Editor: M. Thomas P. Gilbert, Natural History Museum of Denmark, Denmark

Received: August 1, 2011; Accepted: November 4, 2011; Published: November 30, 2011

Copyright: © 2011 Knierim et al. This is an open-access article distributed under the terms of the Creative Commons Attribution License, which permits unrestricted use, distribution, and reproduction in any medium, provided the original author and source are credited.

Funding: This study was supported by grants from the Deutsche Forschungsgemeinschaft (SFB 665 C4 and NeuroCure Cluster of Excellence, Exc257; http://www.dfg.de) and from the Einstein Stiftung Berlin (A-2011-63; http://www.einsteinfoundation.de). The funders had no role in study design, data collection and analysis, decision to publish, or preparation of the manuscript.

Competing interests: The authors have declared that no competing interests exist.

Introduction

In the last few years Next Generation Sequencing (NGS) technologies have fundamentally changed genomic research and have opened up many new research areas and novel diagnostic applications. Targeted sequencing of all human exons has already led to the discovery of many genetic defects, providing new insights into the pathophysiology of inherited diseases [1]–[3]. These larger projects were all performed in dedicated, highly specialized centers for genomic research. However, NGS technology recently also entered the realm of routine diagnostics, demanding a further streamlining and simplification of the sample processing pipeline. Common to most sample preparation protocols, the starting material consists of high molecular weight double-stranded DNA that has to be fragmented.

One commonly used method is DNA shearing via nebulization. Compressed nitrogen or air forces input DNA repeatedly through a small hole producing random mechanically sheared fragments leading to a heterogeneous mix of double-stranded DNA molecules containing 3′- or 5′ overhangs as well as blunt ends. Sonication is another method to fragment DNA. Samples are subjected to ultrasonic waves, whose vibrations produce gaseous cavitations in the liquid that shear or break high molecular weight DNA molecules through resonance vibration. Finally, enzymatic DNA digestion might be an effective alternative to the random shearing methods. Recently, a commercial enzymatic fragmentation kit (NEBNext™, New England Biolabs, Ipswich, MA) has become available, which generates random DNA fragments between 100 and 800 bp length, depending on the incubation time. NEBNext™ dsDNA Fragmentase is a mix of two enzymes, one randomly generating nicks in the dsDNA and the other one cutting the strand opposite to the nicks. The ensuing dsDNA fragments contain short overhangs, as well as 5′-phosphates and 3′-OH-groups. Finally, single stranded overhangs and DNA fragments that have been nicked but not cut on the opposite strand have to be repaired by Escherichia coli DNA ligase.

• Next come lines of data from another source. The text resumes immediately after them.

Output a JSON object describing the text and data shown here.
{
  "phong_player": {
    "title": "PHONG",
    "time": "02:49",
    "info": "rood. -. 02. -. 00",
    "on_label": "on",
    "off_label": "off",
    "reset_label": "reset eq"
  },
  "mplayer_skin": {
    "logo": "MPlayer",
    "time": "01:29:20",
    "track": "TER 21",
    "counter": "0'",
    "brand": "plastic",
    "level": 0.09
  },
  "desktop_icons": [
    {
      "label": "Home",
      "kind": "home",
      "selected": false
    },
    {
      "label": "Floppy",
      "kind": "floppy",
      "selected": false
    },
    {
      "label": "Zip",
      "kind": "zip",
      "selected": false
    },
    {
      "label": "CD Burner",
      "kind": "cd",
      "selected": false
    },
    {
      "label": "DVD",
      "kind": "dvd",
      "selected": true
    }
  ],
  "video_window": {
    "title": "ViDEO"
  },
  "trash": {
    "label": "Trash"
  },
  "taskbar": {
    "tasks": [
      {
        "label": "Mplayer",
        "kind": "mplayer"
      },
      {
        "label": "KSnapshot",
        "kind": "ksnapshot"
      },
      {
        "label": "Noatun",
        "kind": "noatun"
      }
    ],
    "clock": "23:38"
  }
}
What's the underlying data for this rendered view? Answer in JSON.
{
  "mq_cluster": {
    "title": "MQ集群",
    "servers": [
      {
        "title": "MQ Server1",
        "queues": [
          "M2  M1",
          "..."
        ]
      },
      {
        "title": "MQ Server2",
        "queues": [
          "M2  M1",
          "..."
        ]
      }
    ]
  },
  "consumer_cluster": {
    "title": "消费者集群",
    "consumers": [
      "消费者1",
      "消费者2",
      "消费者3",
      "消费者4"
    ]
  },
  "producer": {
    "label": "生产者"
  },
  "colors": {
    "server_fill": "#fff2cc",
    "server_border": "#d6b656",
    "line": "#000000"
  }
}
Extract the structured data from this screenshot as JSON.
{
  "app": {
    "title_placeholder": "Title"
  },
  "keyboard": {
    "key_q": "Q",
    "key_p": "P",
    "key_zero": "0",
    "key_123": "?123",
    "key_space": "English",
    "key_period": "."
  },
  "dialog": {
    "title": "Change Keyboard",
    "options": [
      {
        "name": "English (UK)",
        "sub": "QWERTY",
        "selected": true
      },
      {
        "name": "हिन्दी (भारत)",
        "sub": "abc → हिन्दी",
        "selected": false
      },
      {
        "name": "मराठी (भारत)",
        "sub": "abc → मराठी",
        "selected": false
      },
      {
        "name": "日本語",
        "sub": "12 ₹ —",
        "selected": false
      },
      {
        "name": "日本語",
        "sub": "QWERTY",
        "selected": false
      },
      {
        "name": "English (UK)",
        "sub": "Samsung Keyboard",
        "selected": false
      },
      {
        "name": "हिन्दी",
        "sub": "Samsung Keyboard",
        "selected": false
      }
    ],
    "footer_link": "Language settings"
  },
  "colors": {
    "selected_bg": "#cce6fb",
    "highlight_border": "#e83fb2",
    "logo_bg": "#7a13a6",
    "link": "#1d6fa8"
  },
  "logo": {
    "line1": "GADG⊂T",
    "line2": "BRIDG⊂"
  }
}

The transfer of NGS technologies into the routine diagnostic setting has to address several key issues such as the simplification and multiplexing of sample preparation, as well as the streamlining of bioinformatic analysis. In a diagnostic setting, for example, the comprehensive search for Mendelian mutations in disease genes should ideally comprise the entire gene including promoter regions, 5′- and 3′-UTR, exons as well as introns. Using classic Sanger sequencing, such an effort is often too laborious and expensive for routine clinical diagnostics. The combination of long-range PCR with NGS now offers the possibility to perform such analyses in a time-efficient and economical way. We applied this method for the analysis of the LPPR4 gene (syn. PRG1, MIM *607813) in patients with epilepsy [4].

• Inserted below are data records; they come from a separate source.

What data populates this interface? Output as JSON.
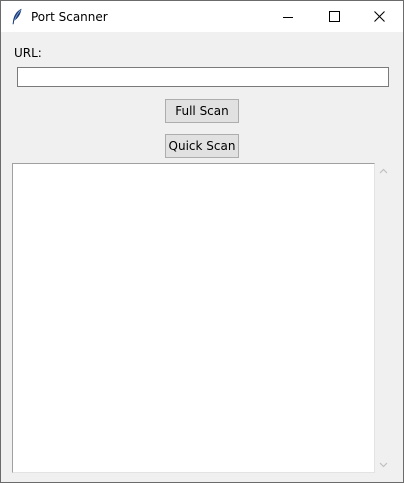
{
  "window": {
    "title": "Port Scanner",
    "app_icon": "feather-icon",
    "controls": [
      "minimize-icon",
      "maximize-icon",
      "close-icon"
    ]
  },
  "form": {
    "url_label": "URL:",
    "url_value": "",
    "url_placeholder": ""
  },
  "buttons": {
    "full_scan": "Full Scan",
    "quick_scan": "Quick Scan"
  },
  "output": {
    "text": ""
  },
  "colors": {
    "window_bg": "#f0f0f0",
    "titlebar_bg": "#ffffff",
    "button_bg": "#e1e1e1",
    "button_border": "#adadad",
    "text_area_bg": "#ffffff"
  }
}
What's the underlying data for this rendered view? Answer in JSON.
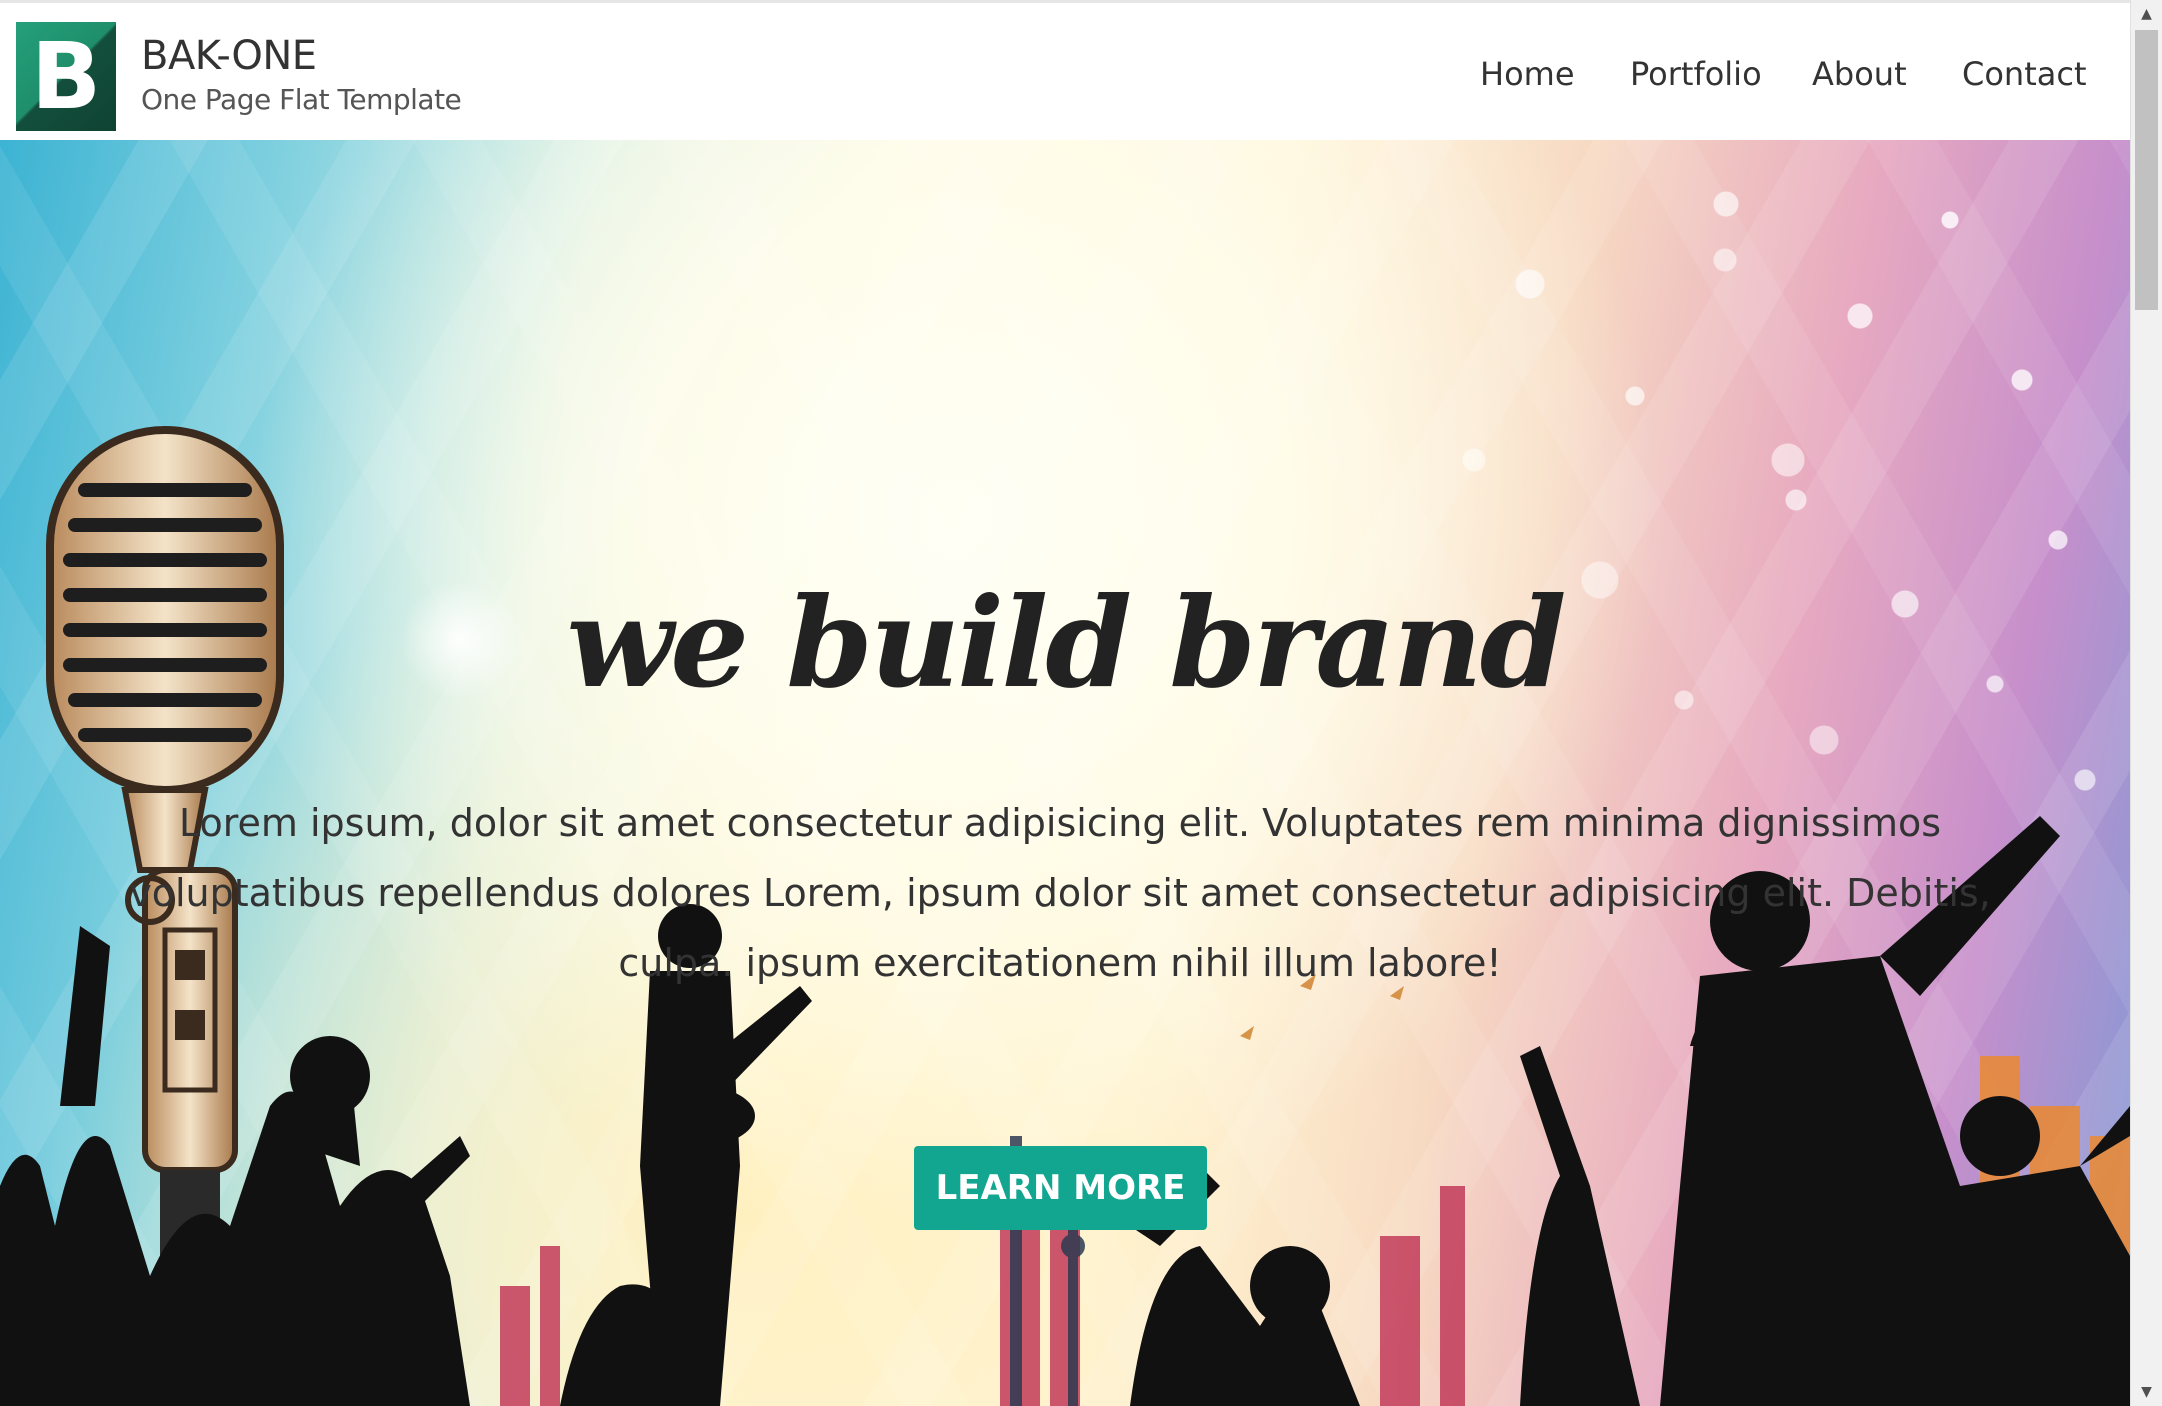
{
  "brand": {
    "logo_letter": "B",
    "title": "BAK-ONE",
    "subtitle": "One Page Flat Template"
  },
  "nav": {
    "items": [
      {
        "label": "Home"
      },
      {
        "label": "Portfolio"
      },
      {
        "label": "About"
      },
      {
        "label": "Contact"
      }
    ]
  },
  "hero": {
    "title": "we build brand",
    "text": "Lorem ipsum, dolor sit amet consectetur adipisicing elit. Voluptates rem minima dignissimos voluptatibus repellendus dolores Lorem, ipsum dolor sit amet consectetur adipisicing elit. Debitis, culpa. ipsum exercitationem nihil illum labore!",
    "button_label": "LEARN MORE"
  },
  "scrollbar": {
    "up_icon": "▲",
    "down_icon": "▼"
  },
  "colors": {
    "accent": "#12a590",
    "logo_green": "#1a7f5e",
    "text": "#333333"
  }
}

As there was only little information in the literature on the advantages and disadvantages of different fragmentation methods, we set out to determine the optimum method for such high-throughput sequence analysis and evaluated the three above mentioned fragmentation methods in a controlled and systematic manner. For that we prepared three separate template libraries for each fragmentation method with three technical replicates, “barcoded” them and sequenced them jointly during the same run on a Roche GS Junior Sequencer (Roche, Branford, CT) using the 454 pyrosequencing technology. Finally, we evaluated sequence coverage, read qualities, as well as error rates of all discovered sequence variants and compared those to the results of Sanger sequencing serving as the “gold standard”.

Results and Discussion

Sequencing and alignment

For each of the three methods we prepared three sequencing libraries according to Roche standard protocols, introduced MIDs and sequenced them in one run on the Roche GS Junior Sequencer. In total, we generated 132,207 reads, which passed the internal GS Junior quality filter, comprising approximately 54,000,000 bp of DNA sequence. In 128,696 (97,5%) of those reads, the introduced MIDs could be rediscovered, comprising 49,052 reads of the nebulization (Neb), 42,403 reads of the sonication (Son) and 37,515 reads of the enzymatic (Enz) fragmentation group. 3,238 (2.5%) of all reads could not be allocated to an MID. The median fragment length was 455 bp (Neb), 451 (Son), and 441 bp (Enz); the mean[±SD] fragment length was 410[±120] (Neb), 407[±121] (Son), 397[±126] (Enz) and the mode of the fragment length was 491 (neb), 496 (Son), and 490 (Enz). We did not find any significant differences between the methods (Figure 1C).

Download:

Figure 1. Workflow for fragmentation and NGS sequencing of long-range PCR fragments.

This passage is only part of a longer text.